Dynamically, these EV bikes beat the Vespa. They are only marginally more powerful, but with instant, silent torque, they just rip away from a red light to safety. The larger wheels and brakes mean a better ride and safer stopping distances. Many of the EV bikes offer wireless Apple CarPlay connectivity through their tablets, which can be great for using Google Maps or Waze without exposing your phone to the elements.

lime green vespa and two other cars
The Vespa. Matt Farah

But in two crucial ways, the Vespa wins: lockable storage that matches the bike and doesn’t take away from rider space, and value. Motorcycles—if you overlook the fact that you’re exposed to the elements and therefore in far more danger than in a car—offer amazing value. They are very quick for the money. They are very efficient for the money. They depreciate slower than cars. They don’t take up much space, parking is generally free, and maintenance is usually reasonable. The more miles you do, the more value they generate.

The Can-Am Pulse is $13,889. An entry-level Ducati Monster is a thousand bucks cheaper with a lot more power and a lot less weight. The Livewire One starts at $15,999. A Harley Nightster?
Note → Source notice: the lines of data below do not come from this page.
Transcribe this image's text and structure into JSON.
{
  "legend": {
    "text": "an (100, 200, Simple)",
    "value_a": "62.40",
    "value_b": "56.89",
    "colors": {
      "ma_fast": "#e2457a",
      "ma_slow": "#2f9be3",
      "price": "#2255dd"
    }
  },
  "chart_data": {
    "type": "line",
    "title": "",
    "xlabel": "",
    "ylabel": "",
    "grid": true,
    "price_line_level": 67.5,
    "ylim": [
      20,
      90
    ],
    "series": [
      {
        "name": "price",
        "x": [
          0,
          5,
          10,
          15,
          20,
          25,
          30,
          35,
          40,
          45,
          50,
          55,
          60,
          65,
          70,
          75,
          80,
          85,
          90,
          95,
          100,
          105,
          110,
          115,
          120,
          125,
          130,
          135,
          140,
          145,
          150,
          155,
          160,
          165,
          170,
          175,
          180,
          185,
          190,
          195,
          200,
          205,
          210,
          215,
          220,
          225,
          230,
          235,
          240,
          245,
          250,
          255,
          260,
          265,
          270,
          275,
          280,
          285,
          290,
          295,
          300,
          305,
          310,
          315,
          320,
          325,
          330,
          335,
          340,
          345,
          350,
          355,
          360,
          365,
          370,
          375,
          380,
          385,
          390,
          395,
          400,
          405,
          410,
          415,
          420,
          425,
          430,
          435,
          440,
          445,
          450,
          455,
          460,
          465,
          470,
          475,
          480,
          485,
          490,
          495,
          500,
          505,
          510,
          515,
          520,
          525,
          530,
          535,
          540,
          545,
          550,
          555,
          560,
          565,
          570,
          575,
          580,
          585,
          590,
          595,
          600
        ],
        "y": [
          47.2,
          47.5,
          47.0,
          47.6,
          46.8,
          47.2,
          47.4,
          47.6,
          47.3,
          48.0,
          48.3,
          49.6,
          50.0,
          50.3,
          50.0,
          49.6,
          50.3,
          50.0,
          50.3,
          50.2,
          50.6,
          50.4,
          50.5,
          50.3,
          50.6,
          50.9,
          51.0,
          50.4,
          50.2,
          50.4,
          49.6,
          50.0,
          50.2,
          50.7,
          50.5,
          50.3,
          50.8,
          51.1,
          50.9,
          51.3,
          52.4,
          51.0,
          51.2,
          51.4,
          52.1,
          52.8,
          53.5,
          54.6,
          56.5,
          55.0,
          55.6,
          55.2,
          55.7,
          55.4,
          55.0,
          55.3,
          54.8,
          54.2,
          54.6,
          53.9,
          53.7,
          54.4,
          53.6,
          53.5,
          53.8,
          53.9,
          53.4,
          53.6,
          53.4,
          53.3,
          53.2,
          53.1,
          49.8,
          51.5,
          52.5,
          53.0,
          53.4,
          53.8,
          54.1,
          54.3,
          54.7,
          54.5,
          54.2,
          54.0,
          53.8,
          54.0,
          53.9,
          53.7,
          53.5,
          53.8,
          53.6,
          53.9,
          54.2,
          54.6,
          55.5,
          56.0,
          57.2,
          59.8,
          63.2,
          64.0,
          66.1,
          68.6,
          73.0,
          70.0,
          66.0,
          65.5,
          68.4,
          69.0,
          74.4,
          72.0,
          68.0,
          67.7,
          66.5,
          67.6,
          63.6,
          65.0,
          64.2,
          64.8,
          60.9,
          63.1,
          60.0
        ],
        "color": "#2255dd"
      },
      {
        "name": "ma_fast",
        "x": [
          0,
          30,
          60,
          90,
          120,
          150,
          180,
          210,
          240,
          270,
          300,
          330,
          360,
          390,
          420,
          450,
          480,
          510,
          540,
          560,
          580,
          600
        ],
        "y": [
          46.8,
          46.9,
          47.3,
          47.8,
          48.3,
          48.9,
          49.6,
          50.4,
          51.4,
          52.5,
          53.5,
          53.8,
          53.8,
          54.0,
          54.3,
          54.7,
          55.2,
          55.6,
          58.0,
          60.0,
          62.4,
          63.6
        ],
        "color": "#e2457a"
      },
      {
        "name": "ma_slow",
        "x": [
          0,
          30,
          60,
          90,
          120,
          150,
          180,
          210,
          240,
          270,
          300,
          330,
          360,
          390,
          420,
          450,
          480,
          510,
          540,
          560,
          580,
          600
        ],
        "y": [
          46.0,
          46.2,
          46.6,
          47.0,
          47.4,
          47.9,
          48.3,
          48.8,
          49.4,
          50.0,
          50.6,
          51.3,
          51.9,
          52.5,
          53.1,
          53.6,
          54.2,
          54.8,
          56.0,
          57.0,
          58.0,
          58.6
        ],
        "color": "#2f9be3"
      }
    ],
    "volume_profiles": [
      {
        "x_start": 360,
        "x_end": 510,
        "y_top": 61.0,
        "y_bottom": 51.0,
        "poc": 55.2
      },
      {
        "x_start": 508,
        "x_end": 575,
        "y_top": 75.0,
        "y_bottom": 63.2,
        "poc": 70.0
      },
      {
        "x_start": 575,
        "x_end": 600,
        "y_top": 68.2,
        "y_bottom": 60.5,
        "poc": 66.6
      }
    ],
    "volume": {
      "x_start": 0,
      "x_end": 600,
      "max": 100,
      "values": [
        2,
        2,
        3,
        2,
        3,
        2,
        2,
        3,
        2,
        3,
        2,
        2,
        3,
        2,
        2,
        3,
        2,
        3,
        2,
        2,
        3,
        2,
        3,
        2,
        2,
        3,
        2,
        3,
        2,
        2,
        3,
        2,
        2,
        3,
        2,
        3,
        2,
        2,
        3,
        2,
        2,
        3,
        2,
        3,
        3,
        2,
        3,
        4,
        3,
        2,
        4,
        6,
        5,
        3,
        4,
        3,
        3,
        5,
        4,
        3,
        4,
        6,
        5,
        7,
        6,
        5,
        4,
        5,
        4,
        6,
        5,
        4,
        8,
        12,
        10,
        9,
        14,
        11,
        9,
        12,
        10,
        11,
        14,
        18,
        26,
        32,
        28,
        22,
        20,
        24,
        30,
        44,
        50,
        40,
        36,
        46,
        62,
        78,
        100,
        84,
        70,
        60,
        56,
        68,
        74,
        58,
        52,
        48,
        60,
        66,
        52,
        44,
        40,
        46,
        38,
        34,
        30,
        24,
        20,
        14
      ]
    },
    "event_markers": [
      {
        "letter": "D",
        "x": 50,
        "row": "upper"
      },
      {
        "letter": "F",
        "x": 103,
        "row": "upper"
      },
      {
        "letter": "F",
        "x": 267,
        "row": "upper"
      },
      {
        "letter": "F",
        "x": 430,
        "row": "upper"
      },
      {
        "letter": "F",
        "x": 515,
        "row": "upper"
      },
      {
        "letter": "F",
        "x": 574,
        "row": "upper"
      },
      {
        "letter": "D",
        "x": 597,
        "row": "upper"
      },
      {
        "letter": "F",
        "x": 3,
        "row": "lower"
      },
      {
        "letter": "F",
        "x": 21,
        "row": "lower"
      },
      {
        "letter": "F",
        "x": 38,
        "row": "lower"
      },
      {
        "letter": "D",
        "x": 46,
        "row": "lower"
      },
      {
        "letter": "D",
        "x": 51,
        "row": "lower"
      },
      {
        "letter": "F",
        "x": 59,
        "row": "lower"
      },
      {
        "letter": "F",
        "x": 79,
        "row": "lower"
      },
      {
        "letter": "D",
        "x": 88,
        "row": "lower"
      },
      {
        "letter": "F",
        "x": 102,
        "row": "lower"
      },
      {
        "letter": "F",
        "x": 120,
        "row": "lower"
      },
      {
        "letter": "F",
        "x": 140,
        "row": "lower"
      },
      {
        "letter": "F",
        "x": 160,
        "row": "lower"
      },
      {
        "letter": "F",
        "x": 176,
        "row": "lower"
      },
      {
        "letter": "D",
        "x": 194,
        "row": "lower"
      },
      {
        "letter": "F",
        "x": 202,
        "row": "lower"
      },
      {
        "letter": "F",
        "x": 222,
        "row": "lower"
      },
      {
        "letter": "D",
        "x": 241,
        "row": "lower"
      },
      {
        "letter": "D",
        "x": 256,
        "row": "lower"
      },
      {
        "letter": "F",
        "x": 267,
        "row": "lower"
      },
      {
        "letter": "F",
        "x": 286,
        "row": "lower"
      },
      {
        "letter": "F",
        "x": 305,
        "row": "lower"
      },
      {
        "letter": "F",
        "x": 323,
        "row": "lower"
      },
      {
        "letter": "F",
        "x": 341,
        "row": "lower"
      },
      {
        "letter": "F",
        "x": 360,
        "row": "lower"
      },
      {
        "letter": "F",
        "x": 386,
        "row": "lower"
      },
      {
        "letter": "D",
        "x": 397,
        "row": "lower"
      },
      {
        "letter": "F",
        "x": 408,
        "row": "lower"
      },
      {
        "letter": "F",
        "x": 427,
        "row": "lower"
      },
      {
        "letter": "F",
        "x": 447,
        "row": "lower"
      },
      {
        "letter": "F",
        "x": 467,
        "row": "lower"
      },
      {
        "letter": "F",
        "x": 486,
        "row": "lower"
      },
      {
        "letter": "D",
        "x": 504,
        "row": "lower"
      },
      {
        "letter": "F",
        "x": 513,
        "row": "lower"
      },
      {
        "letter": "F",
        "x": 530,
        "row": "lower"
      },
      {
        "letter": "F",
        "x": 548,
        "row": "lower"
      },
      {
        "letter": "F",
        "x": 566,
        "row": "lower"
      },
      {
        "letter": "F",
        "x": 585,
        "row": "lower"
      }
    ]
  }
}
Just $9,999.

2025 can am pulse
Matt Farah

The Vespa Primavera Elettrica 70 is $8,299. Vespa’s own Primavera 150, which makes more than double the power and returns over 60 mpg, is $5,749.

Electric bikes are fun, but offer little value, something universal across nearly all aspects of the rest of modern motorcycling. They are inconvenient, heavily dependent on your size and shape to deliver the range promises, and priced well above what competitive gas-powered models sell for, but without any Federal Tax Credits to incentivize the switch. One final kick in the teeth? Depreciation. Just like cars, EV bikes depreciate faster than their petrol-powered alternatives. Used Livewire Ones can be found with three-digit mileage at half price.

All this is kind of a shame because I really would love to ride around L.A. on an electric motorcycle. If you haven’t tried one, you really should. It’s a totally unique experience, and in my opinion, more fun than electric cars. Believe me, the folks selling these things love to offer test rides, so just go. I want the industry to innovate. If they can deliver a real-world 100-mile experience, so I can go about my day, have some fun, maybe even ride up a mountain once or twice? I’m one hundred percent in. But I struggle to see how we get there with today’s battery technology, or how we avoid the obvious problems I’ve pointed out here.

Enthusiasts might not want to hear this, but if motorcycles are overrepresented in terms of emissions, maybe it’s time we start catalyzing them and testing them. It worked for cars, and with today’s technology, OEMs could easily clean up tailpipe emissions without losing performance... if they were forced to do so by literally anybody. Nearly any motorcycle is vastly more efficient at moving one or two humans around than nearly any car is. This is not a system that needs complete reinvention. Solutions for this problem exist; we just need the will to implement them.

But without offering value to the consumer, it’s hard to see the point of an electric motorcycle right now. There are too many sacrifices, too many variables, and not enough reward. And considering motorcycles are already very fuel efficient, the current offering of EV bikes seems like the wrong answer to a question nobody even asked.